Surveiller toute la chaîne

Que faut-il faire, pour dépasser la polémique des derniers jours ? « Si l'opération mains propres continue, il ne faut oublier aucun acteur de la chaîne », souligne Fabrice Dariot, président de La Bourse des Vols. Les compagnies aériennes, ainsi que les OTAs et les comparateurs étrangers ne sont pas (assez) dans le viseur des autorités, regrette-t-il. Jean-Pierre Nadir, d'Easyvoyage, avance pour sa part deux idées : « Un statut de comparateur, qui est un média, devrait être créé, pour bien le différencier de l'OTA. Il faudrait de plus qu'un décret impose en France, à tous les marchands, l'affichage des prix TFC. Mécaniquement, les comparateurs en feraient autant ». Me Emmanuelle Llop, du cabinet Equinoxe Avocats, n'en est pas pleinement convaincue. « Trop de droit tue le droit », lance-t-elle, en rappelant l'existence de deux textes : « La loi Consommation du 17 mars 2014, dite « loi Hamon », renforce le devoir d'information et de transparence, sur Internet, quel que soit le produit vendu.

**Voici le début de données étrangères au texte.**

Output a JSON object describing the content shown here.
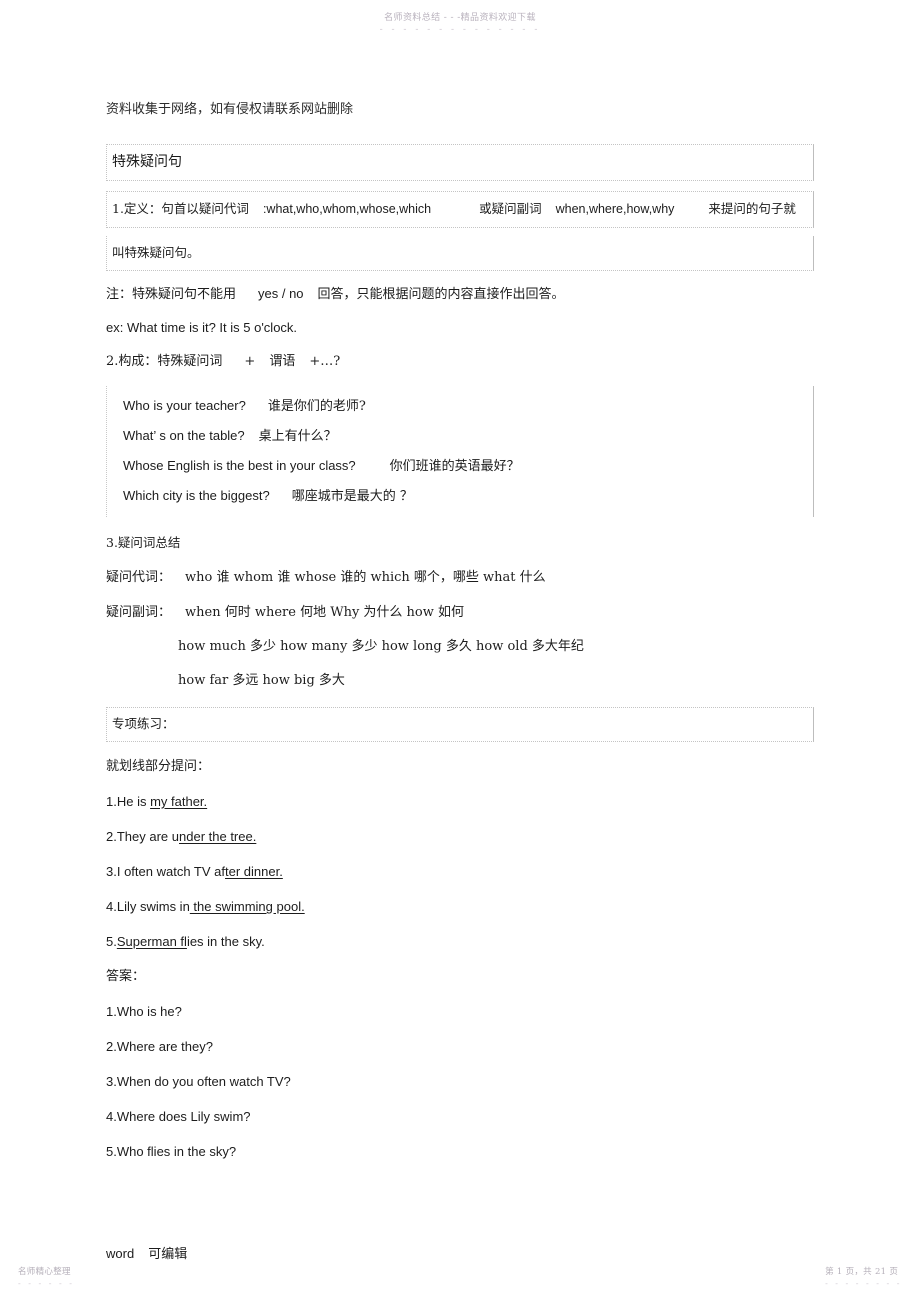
{
  "watermark": {
    "top_text": "名师资料总结 - - -精品资料欢迎下载",
    "top_dashes": "- - - - - - - - - - - - - -"
  },
  "notice": "资料收集于网络，如有侵权请联系网站删除",
  "title": "特殊疑问句",
  "definition": {
    "line1_a": "1.定义：句首以疑问代词",
    "line1_b": ":what,who,whom,whose,which",
    "line1_c": "或疑问副词",
    "line1_d": "when,where,how,why",
    "line1_e": "来提问的句子就",
    "line2": "叫特殊疑问句。"
  },
  "note": {
    "a": "注：特殊疑问句不能用",
    "b": "yes / no",
    "c": "回答，只能根据问题的内容直接作出回答。"
  },
  "example_sentence": "ex: What time is it? It is 5 o'clock.",
  "structure": {
    "a": "2.构成：特殊疑问词",
    "b": "+",
    "c": "谓语",
    "d": "+…?"
  },
  "examples": [
    {
      "en": "Who is your teacher?",
      "cn": "谁是你们的老师?"
    },
    {
      "en": "What’ s on the table?",
      "cn": "桌上有什么？"
    },
    {
      "en": "Whose English is the best in your class?",
      "cn": "你们班谁的英语最好？"
    },
    {
      "en": "Which city is the biggest?",
      "cn": "哪座城市是最大的  ？"
    }
  ],
  "summary": {
    "heading": "3.疑问词总结",
    "pronouns_label": "疑问代词：",
    "pronouns": "who 谁  whom  谁 whose  谁的  which  哪个，哪些   what  什么",
    "adverbs_label": "疑问副词：",
    "adverbs": "when  何时  where  何地    Why  为什么  how  如何",
    "how_line1": "how much  多少  how many  多少  how long  多久  how old  多大年纪",
    "how_line2": "how far  多远  how big  多大"
  },
  "practice": {
    "box_label": "专项练习：",
    "instruction": "就划线部分提问：",
    "questions": [
      {
        "num": "1.",
        "pre": "He is ",
        "underlined": "my father.",
        "post": "   "
      },
      {
        "num": "2.",
        "pre": "They are u",
        "underlined": "nder the tree.",
        "post": "   "
      },
      {
        "num": "3.",
        "pre": "I often watch TV af",
        "underlined": "ter dinner.",
        "post": "   "
      },
      {
        "num": "4.",
        "pre": "Lily swims in",
        "underlined": " the swimming pool.",
        "post": "   "
      },
      {
        "num": "5.",
        "pre": "",
        "underlined": "Superman fl",
        "post": "ies in the sky."
      }
    ],
    "answers_label": "答案：",
    "answers": [
      "1.Who is he?",
      "2.Where are they?",
      "3.When do you often watch TV?",
      "4.Where does Lily swim?",
      "5.Who flies in the sky?"
    ]
  },
  "footer_note": {
    "word": "word",
    "editable": "可编辑"
  },
  "page_footer": {
    "left": "名师精心整理",
    "left_dashes": "- - - - - -",
    "right": "第 1 页，共 21 页",
    "right_dashes": "- - - - - - - -"
  }
}
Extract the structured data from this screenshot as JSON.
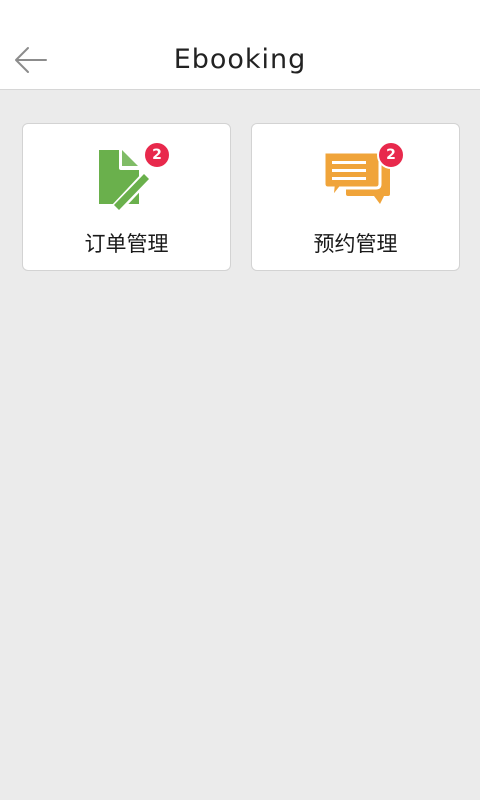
{
  "header": {
    "title": "Ebooking",
    "back_icon": "arrow-left-icon"
  },
  "cards": [
    {
      "label": "订单管理",
      "badge": "2",
      "icon": "document-edit-icon",
      "icon_color": "#6ab04c"
    },
    {
      "label": "预约管理",
      "badge": "2",
      "icon": "chat-bubbles-icon",
      "icon_color": "#f0a43a"
    }
  ],
  "colors": {
    "background": "#ebebeb",
    "header": "#ffffff",
    "badge": "#e8294c"
  }
}
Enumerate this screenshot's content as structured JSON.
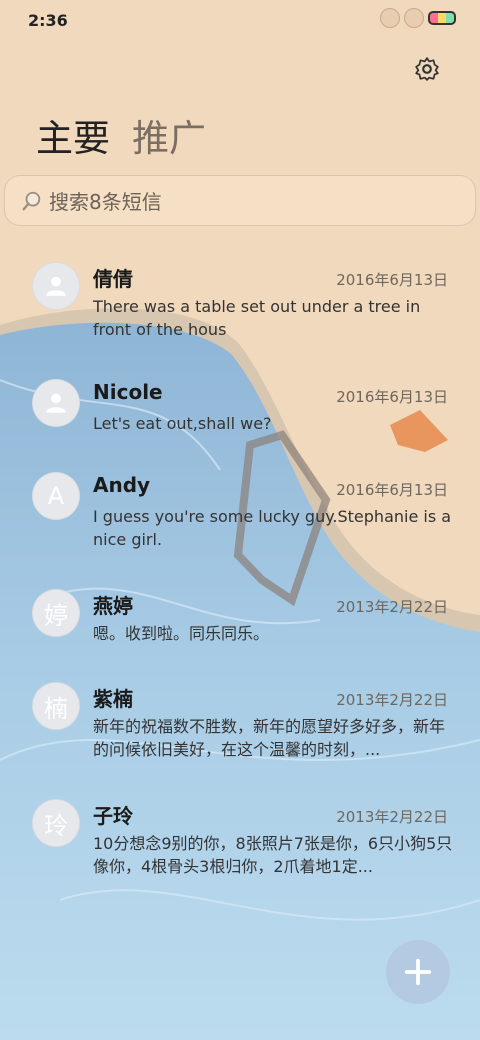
{
  "status_bar": {
    "time": "2:36"
  },
  "tabs": [
    {
      "label": "主要",
      "active": true
    },
    {
      "label": "推广",
      "active": false
    }
  ],
  "search": {
    "placeholder": "搜索8条短信"
  },
  "messages": [
    {
      "avatar_type": "person-icon",
      "avatar_letter": "",
      "name": "倩倩",
      "date": "2016年6月13日",
      "preview": "There was a table set out under a tree in front of the hous"
    },
    {
      "avatar_type": "person-icon",
      "avatar_letter": "",
      "name": "Nicole",
      "date": "2016年6月13日",
      "preview": "Let's eat out,shall we?"
    },
    {
      "avatar_type": "letter",
      "avatar_letter": "A",
      "name": "Andy",
      "date": "2016年6月13日",
      "preview": "I guess you're some lucky guy.Stephanie is a nice girl."
    },
    {
      "avatar_type": "letter",
      "avatar_letter": "婷",
      "name": "燕婷",
      "date": "2013年2月22日",
      "preview": "嗯。收到啦。同乐同乐。"
    },
    {
      "avatar_type": "letter",
      "avatar_letter": "楠",
      "name": "紫楠",
      "date": "2013年2月22日",
      "preview": "新年的祝福数不胜数，新年的愿望好多好多，新年的问候依旧美好，在这个温馨的时刻，..."
    },
    {
      "avatar_type": "letter",
      "avatar_letter": "玲",
      "name": "子玲",
      "date": "2013年2月22日",
      "preview": "10分想念9别的你，8张照片7张是你，6只小狗5只像你，4根骨头3根归你，2爪着地1定..."
    }
  ],
  "colors": {
    "sand": "#f1d9bd",
    "water": "#a9cbe3",
    "fab": "#b4c8e1"
  }
}
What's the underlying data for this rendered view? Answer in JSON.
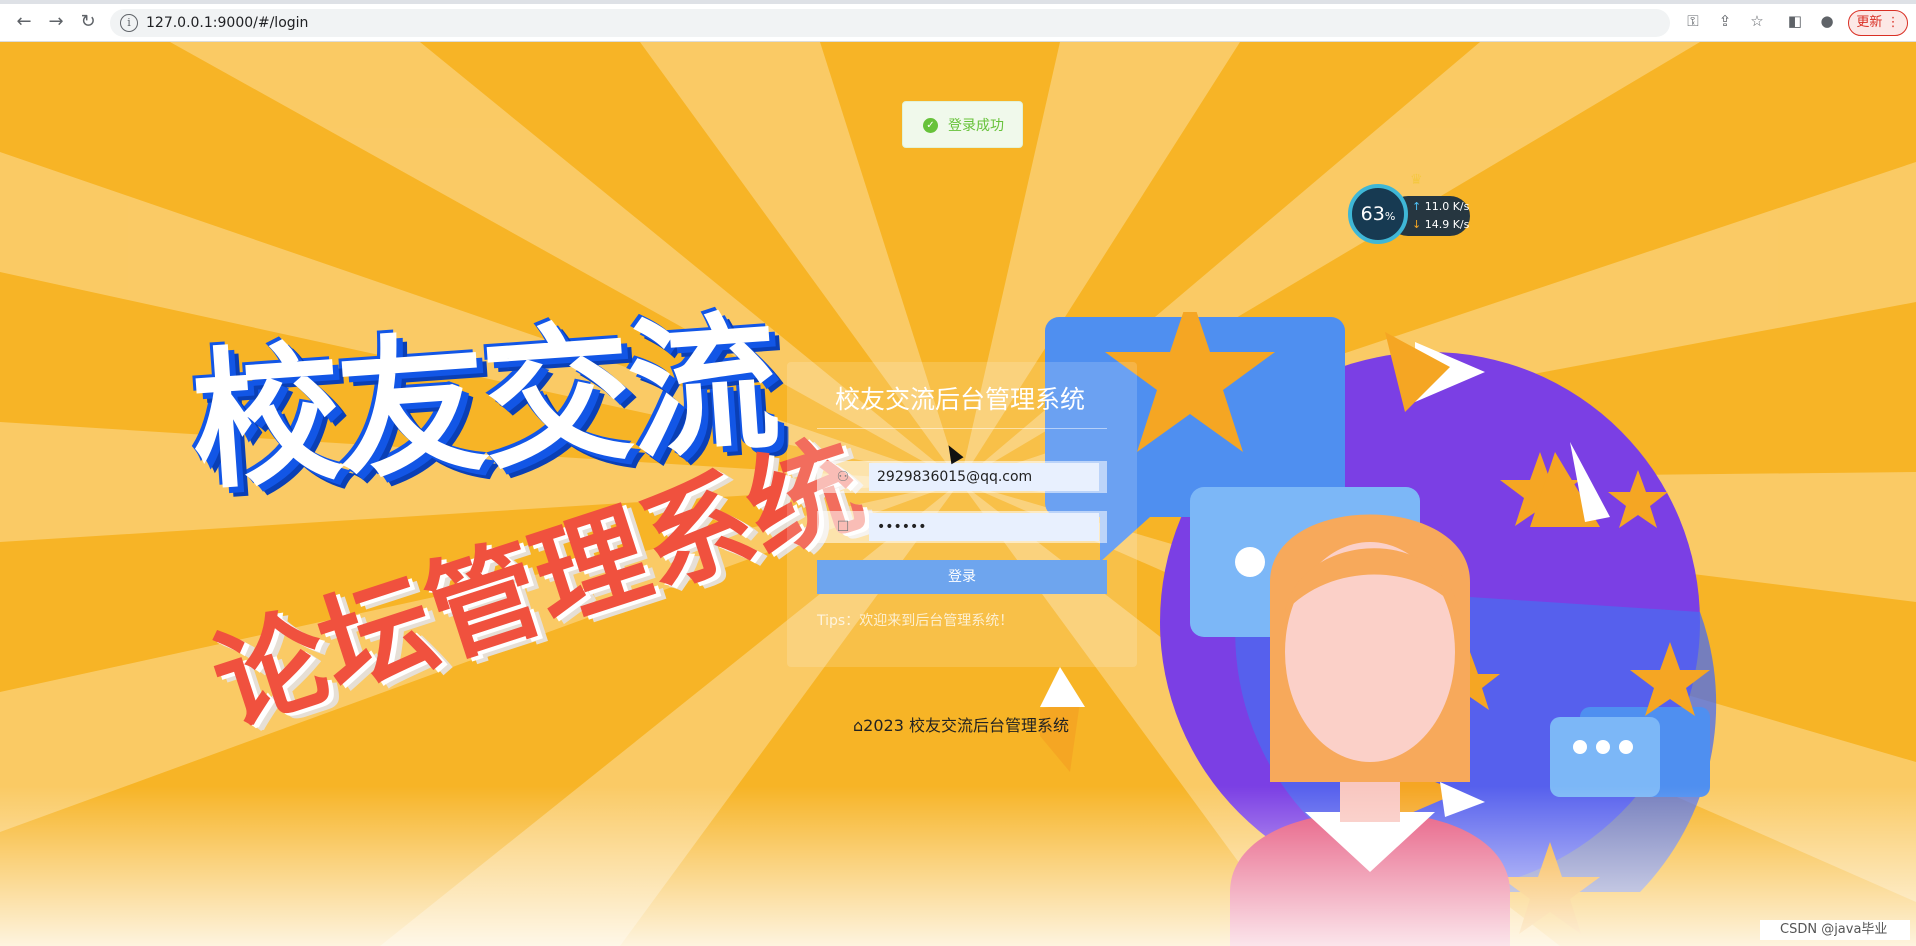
{
  "browser": {
    "url": "127.0.0.1:9000/#/login",
    "update_label": "更新",
    "info_icon": "info-icon",
    "icons": [
      "back-icon",
      "forward-icon",
      "reload-icon",
      "key-icon",
      "share-icon",
      "bookmark-star-icon",
      "side-panel-icon",
      "profile-icon",
      "menu-dots-icon"
    ]
  },
  "toast": {
    "message": "登录成功",
    "color": "#67c23a"
  },
  "banner": {
    "title": "校友交流",
    "subtitle": "论坛管理系统"
  },
  "login": {
    "title": "校友交流后台管理系统",
    "username_value": "2929836015@qq.com",
    "password_value": "••••••",
    "submit_label": "登录",
    "tips": "Tips：欢迎来到后台管理系统！"
  },
  "footer": {
    "copyright": "2023 校友交流后台管理系统"
  },
  "speed_widget": {
    "percent": "63",
    "percent_unit": "%",
    "upload": "11.0 K/s",
    "download": "14.9 K/s"
  },
  "watermark": "CSDN @java毕业",
  "colors": {
    "background": "#f7b426",
    "title_blue": "#1256e6",
    "subtitle_red": "#f0513e",
    "button_blue": "#6ea5ee"
  }
}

Et selon le règlement CE 1008/2008 du 24 septembre 2008, « le prix définitif à payer est précisé à tout moment et inclut le tarif des passagers (…) ainsi que l'ensemble des taxes, des redevances, des suppléments et des droits applicables inévitables et prévisibles à la date de publication ». Selon Me Emmanuelle Llop, cette obligation s'applique aux compagnies, aux agences en ligne et aux comparateurs. Au-delà des textes de loi, plus ou moins respectés, il est urgent, aussi, que les professionnels impliqués s'assoient pour discuter, au lieu de laver leur linge sale en public. Ce n'est pas bon pour l'e-tourisme.